Hay teorías políticas que, aunque nacen más de la sabiduría popular que de la ciencia, terminan describiendo con precisión la dinámica del poder. Una de ellas es la del péndulo: los gobiernos se desgastan y el movimiento natural lleva a que el siguiente ciclo favorezca a la oposición. Así ha ocurrido en América Latina, donde varios países que apostaron por la izquierda terminaron girando hacia la derecha. Colombia, tras un primer gobierno de izquierda marcado por la presión y la crítica, parece entrar en esa lógica pendular que abre expectativas de retorno a la derecha.

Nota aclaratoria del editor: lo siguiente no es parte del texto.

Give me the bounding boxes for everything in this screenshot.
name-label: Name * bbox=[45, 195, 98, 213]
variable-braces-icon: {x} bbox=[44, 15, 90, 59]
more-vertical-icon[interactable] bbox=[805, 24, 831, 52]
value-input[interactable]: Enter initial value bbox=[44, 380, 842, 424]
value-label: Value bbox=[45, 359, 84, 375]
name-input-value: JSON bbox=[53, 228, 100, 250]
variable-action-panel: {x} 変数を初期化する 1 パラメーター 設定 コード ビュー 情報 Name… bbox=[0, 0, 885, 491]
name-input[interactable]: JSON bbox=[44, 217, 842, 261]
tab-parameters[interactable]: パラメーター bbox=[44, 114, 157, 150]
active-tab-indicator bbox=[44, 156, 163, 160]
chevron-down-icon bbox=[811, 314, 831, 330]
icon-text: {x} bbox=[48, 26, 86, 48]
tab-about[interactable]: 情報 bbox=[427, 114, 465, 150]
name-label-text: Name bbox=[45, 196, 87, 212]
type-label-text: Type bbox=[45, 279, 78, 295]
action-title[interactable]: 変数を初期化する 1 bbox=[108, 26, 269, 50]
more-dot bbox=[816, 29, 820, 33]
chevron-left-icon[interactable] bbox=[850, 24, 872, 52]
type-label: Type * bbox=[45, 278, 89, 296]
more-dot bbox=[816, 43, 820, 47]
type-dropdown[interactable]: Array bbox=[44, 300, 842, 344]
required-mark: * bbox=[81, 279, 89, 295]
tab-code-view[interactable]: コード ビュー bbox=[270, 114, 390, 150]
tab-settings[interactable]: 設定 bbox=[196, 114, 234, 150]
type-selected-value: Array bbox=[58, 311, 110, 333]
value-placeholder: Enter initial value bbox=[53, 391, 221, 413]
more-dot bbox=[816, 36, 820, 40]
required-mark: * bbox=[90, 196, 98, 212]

La jornada electoral dejó claro que estas son las elecciones de las sorpresas. Abelardo, con una votación inesperada, se convirtió en protagonista sin haberlo previsto. Paloma, al intentar respaldarlo, descubrió que sus apoyos ya se habían desvanecido y que Oviedo reclamaba ese caudal para su propio proyecto en Bogotá. Iván Cepeda, por su parte, quedó desconcertado al ver cómo las encuestas fallaban y cómo Abelardo absorbía votos que parecían destinados a otros.
El fenómeno revela un problema estructural: la atomización política. Con más de una docena de candidatos y decenas de partidos, la primera vuelta se convierte en un filtro que obliga a una segunda. Sin embargo, lo ocurrido ayer fue casi una definición anticipada: el país, cansado de candidaturas hormiga y de partidos diminutos, decidió concentrar su voluntad en dos líderes que disputarán la presidencia. En otras palabras, la segunda vuelta se adelantó.
Abelardo pudo haber alcanzado la victoria en primera vuelta de no ser por esa dispersión de votos. Pero lo esencial es que la democracia se expresó con tranquilidad y libertad. Cada ciudadano ejerció su derecho, siguiendo la máxima de John Quincy Adams: el voto debe reflejar principios, incluso si se vota en soledad.
Colombia vivió una jornada que sorprendió a políticos, periodistas y autoridades. El péndulo sigue su curso, las candidaturas menores quedaron en evidencia y la ciudadanía mostró que quiere definiciones claras. Ahora, la expectativa se centra en la segunda vuelta, donde siempre emergen fenómenos inesperados y donde el país terminará de decidir hacia dónde se moverá el péndulo.
Y mucho ojo: la seguridad fue el discurso escogido para apoyar el derecho a la vida.